A little Lanolin should clear that skin problem right up.


----------



## durk (Sep 16, 2011)

Altough I realise this must be a n00bish question, i dont think this thread was named dry skin problem.


----------



## José Herring (Sep 16, 2011)

perhaps vitamin E then?

You may be a noob, but I guarantee that you know more about KSP than I do. I just had the urge to be silly. Surprised that nobody has chimed in with a real answer for you. This forum use to be populated with many scripters that were very helpful in the past.

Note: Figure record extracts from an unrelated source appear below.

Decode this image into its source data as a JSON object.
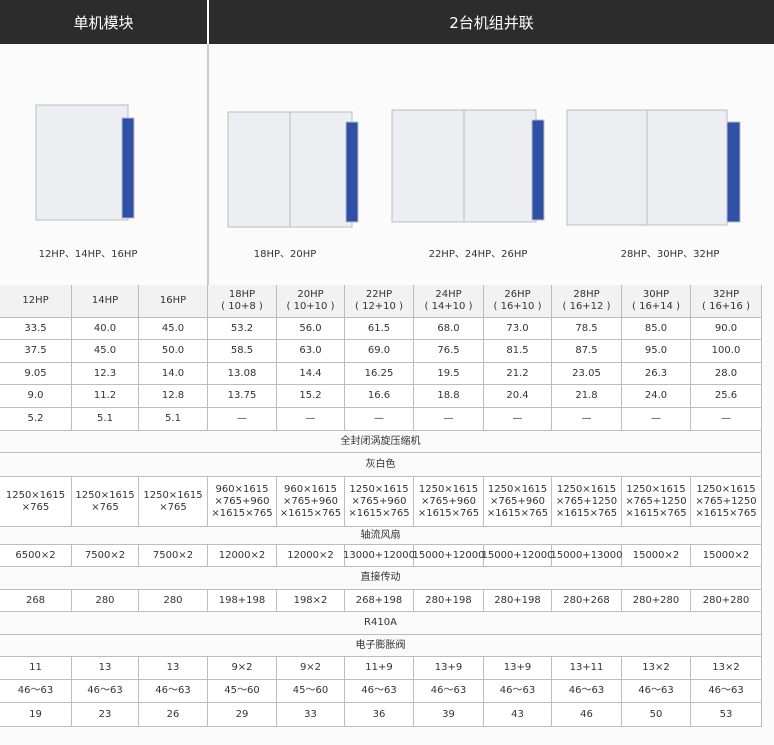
{
  "header": {
    "left": "单机模块",
    "right": "2台机组并联"
  },
  "products": [
    {
      "caption": "12HP、14HP、16HP"
    },
    {
      "caption": "18HP、20HP"
    },
    {
      "caption": "22HP、24HP、26HP"
    },
    {
      "caption": "28HP、30HP、32HP"
    }
  ],
  "table": {
    "columns": [
      [
        "12HP"
      ],
      [
        "14HP"
      ],
      [
        "16HP"
      ],
      [
        "18HP",
        "( 10+8 )"
      ],
      [
        "20HP",
        "( 10+10 )"
      ],
      [
        "22HP",
        "( 12+10 )"
      ],
      [
        "24HP",
        "( 14+10 )"
      ],
      [
        "26HP",
        "( 16+10 )"
      ],
      [
        "28HP",
        "( 16+12 )"
      ],
      [
        "30HP",
        "( 16+14 )"
      ],
      [
        "32HP",
        "( 16+16 )"
      ]
    ],
    "rows": [
      {
        "cells": [
          "33.5",
          "40.0",
          "45.0",
          "53.2",
          "56.0",
          "61.5",
          "68.0",
          "73.0",
          "78.5",
          "85.0",
          "90.0"
        ]
      },
      {
        "cells": [
          "37.5",
          "45.0",
          "50.0",
          "58.5",
          "63.0",
          "69.0",
          "76.5",
          "81.5",
          "87.5",
          "95.0",
          "100.0"
        ]
      },
      {
        "cells": [
          "9.05",
          "12.3",
          "14.0",
          "13.08",
          "14.4",
          "16.25",
          "19.5",
          "21.2",
          "23.05",
          "26.3",
          "28.0"
        ]
      },
      {
        "cells": [
          "9.0",
          "11.2",
          "12.8",
          "13.75",
          "15.2",
          "16.6",
          "18.8",
          "20.4",
          "21.8",
          "24.0",
          "25.6"
        ]
      },
      {
        "cells": [
          "5.2",
          "5.1",
          "5.1",
          "—",
          "—",
          "—",
          "—",
          "—",
          "—",
          "—",
          "—"
        ]
      },
      {
        "span": "全封闭涡旋压缩机"
      },
      {
        "span": "灰白色"
      },
      {
        "cells": [
          [
            "1250×1615",
            "×765"
          ],
          [
            "1250×1615",
            "×765"
          ],
          [
            "1250×1615",
            "×765"
          ],
          [
            "960×1615",
            "×765+960",
            "×1615×765"
          ],
          [
            "960×1615",
            "×765+960",
            "×1615×765"
          ],
          [
            "1250×1615",
            "×765+960",
            "×1615×765"
          ],
          [
            "1250×1615",
            "×765+960",
            "×1615×765"
          ],
          [
            "1250×1615",
            "×765+960",
            "×1615×765"
          ],
          [
            "1250×1615",
            "×765+1250",
            "×1615×765"
          ],
          [
            "1250×1615",
            "×765+1250",
            "×1615×765"
          ],
          [
            "1250×1615",
            "×765+1250",
            "×1615×765"
          ]
        ]
      },
      {
        "span": "轴流风扇"
      },
      {
        "cells": [
          "6500×2",
          "7500×2",
          "7500×2",
          "12000×2",
          "12000×2",
          "13000+12000",
          "15000+12000",
          "15000+12000",
          "15000+13000",
          "15000×2",
          "15000×2"
        ]
      },
      {
        "span": "直接传动"
      },
      {
        "cells": [
          "268",
          "280",
          "280",
          "198+198",
          "198×2",
          "268+198",
          "280+198",
          "280+198",
          "280+268",
          "280+280",
          "280+280"
        ]
      },
      {
        "span": "R410A"
      },
      {
        "span": "电子膨胀阀"
      },
      {
        "cells": [
          "11",
          "13",
          "13",
          "9×2",
          "9×2",
          "11+9",
          "13+9",
          "13+9",
          "13+11",
          "13×2",
          "13×2"
        ]
      },
      {
        "cells": [
          "46～63",
          "46～63",
          "46～63",
          "45～60",
          "45～60",
          "46～63",
          "46～63",
          "46～63",
          "46～63",
          "46～63",
          "46～63"
        ]
      },
      {
        "cells": [
          "19",
          "23",
          "26",
          "29",
          "33",
          "36",
          "39",
          "43",
          "46",
          "50",
          "53"
        ]
      }
    ]
  }
}
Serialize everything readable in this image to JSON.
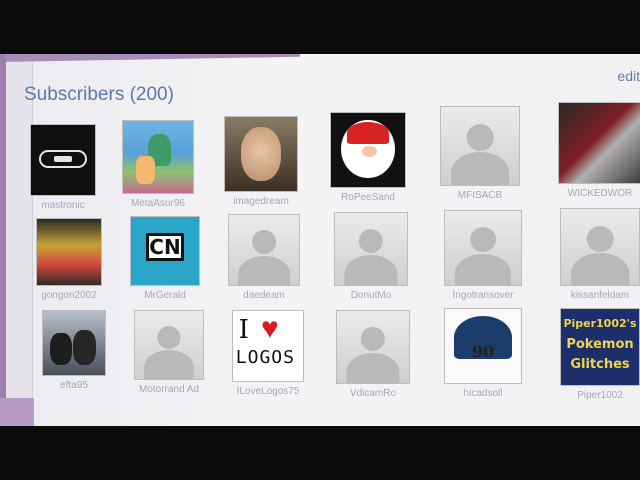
{
  "header": {
    "title": "Subscribers (200)",
    "edit_label": "edit"
  },
  "subscribers": [
    {
      "name": "mastronic",
      "avatar": "vhs-logo-icon"
    },
    {
      "name": "MetaAsur96",
      "avatar": "cartoon-avatar"
    },
    {
      "name": "imagedream",
      "avatar": "face-photo"
    },
    {
      "name": "RoPeeSand",
      "avatar": "mario-avatar"
    },
    {
      "name": "MFISACB",
      "avatar": "default-avatar"
    },
    {
      "name": "WICKEDWOR",
      "avatar": "car-photo"
    },
    {
      "name": "gongon2002",
      "avatar": "cartoon-avatar-2"
    },
    {
      "name": "MrGerald",
      "avatar": "cartoon-network-logo"
    },
    {
      "name": "daedeam",
      "avatar": "default-avatar"
    },
    {
      "name": "DonutMo",
      "avatar": "default-avatar"
    },
    {
      "name": "Ingotransover",
      "avatar": "default-avatar"
    },
    {
      "name": "kissanfeldam",
      "avatar": "default-avatar"
    },
    {
      "name": "efta95",
      "avatar": "two-people-photo"
    },
    {
      "name": "Motorrand Ad",
      "avatar": "default-avatar"
    },
    {
      "name": "ILoveLogos75",
      "avatar": "i-love-logos"
    },
    {
      "name": "VdicamRo",
      "avatar": "default-avatar"
    },
    {
      "name": "hicadsoll",
      "avatar": "paramount-90-logo"
    },
    {
      "name": "Piper1002",
      "avatar": "pokemon-glitches"
    }
  ],
  "avatar_text": {
    "cn": "CN",
    "love_i": "I",
    "love_heart": "♥",
    "love_word": "LOGOS",
    "paramount_years": "90",
    "poke_line1": "Piper1002's",
    "poke_line2": "Pokemon",
    "poke_line3": "Glitches"
  }
}
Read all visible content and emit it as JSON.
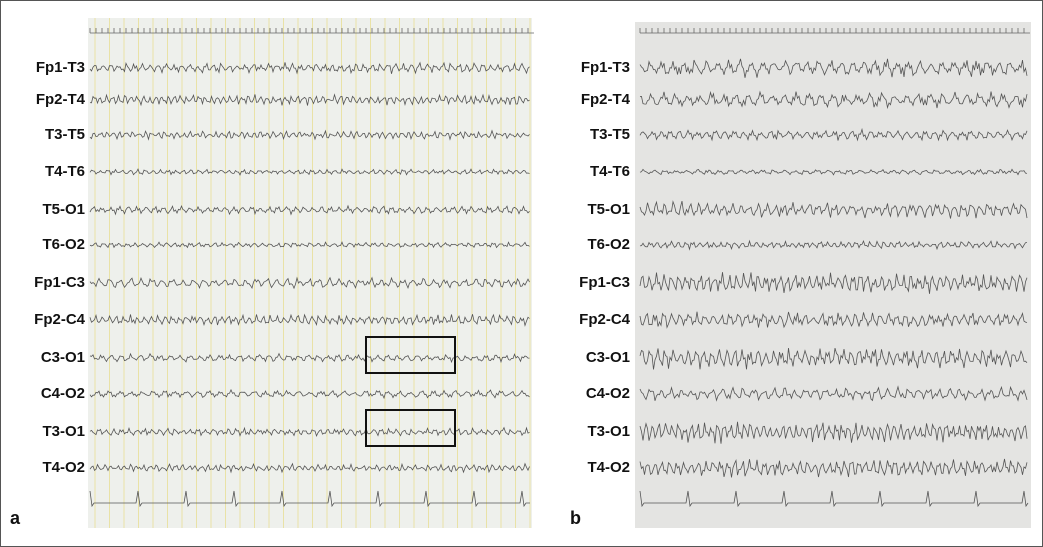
{
  "panels": [
    {
      "label": "a",
      "channels": [
        "Fp1-T3",
        "Fp2-T4",
        "T3-T5",
        "T4-T6",
        "T5-O1",
        "T6-O2",
        "Fp1-C3",
        "Fp2-C4",
        "C3-O1",
        "C4-O2",
        "T3-O1",
        "T4-O2"
      ]
    },
    {
      "label": "b",
      "channels": [
        "Fp1-T3",
        "Fp2-T4",
        "T3-T5",
        "T4-T6",
        "T5-O1",
        "T6-O2",
        "Fp1-C3",
        "Fp2-C4",
        "C3-O1",
        "C4-O2",
        "T3-O1",
        "T4-O2"
      ]
    }
  ]
}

I guess they've gone and this part of the forum has died out.


----------



## Big Bob (Sep 16, 2011)

Hey Durk,

For one thing the pix text file belongs alongside the .tga (not in the scripts folder). 

Since your download doesn't seem to include your script, I don't think I want to deduce what your problem is. Please provide your script text file also.

Rejoice,

Bob


----------



## durk (Sep 16, 2011)

Hey Bob,

Thanks! I already found the problem - it was exactly what you mentioned 

And thanks for all the posts where you provided answers to other n00bs, they sure have been useful!

Re; not many people reacting here anymore, It's completely beyond me why NI makes KSP such hurdle.

It's up to people Like Nils and Ken to create tools to ease the pain and leave it up to Big Bob and EvilDragon to answer questions... Maybe thats why less people are getting in to KSP these days?


----------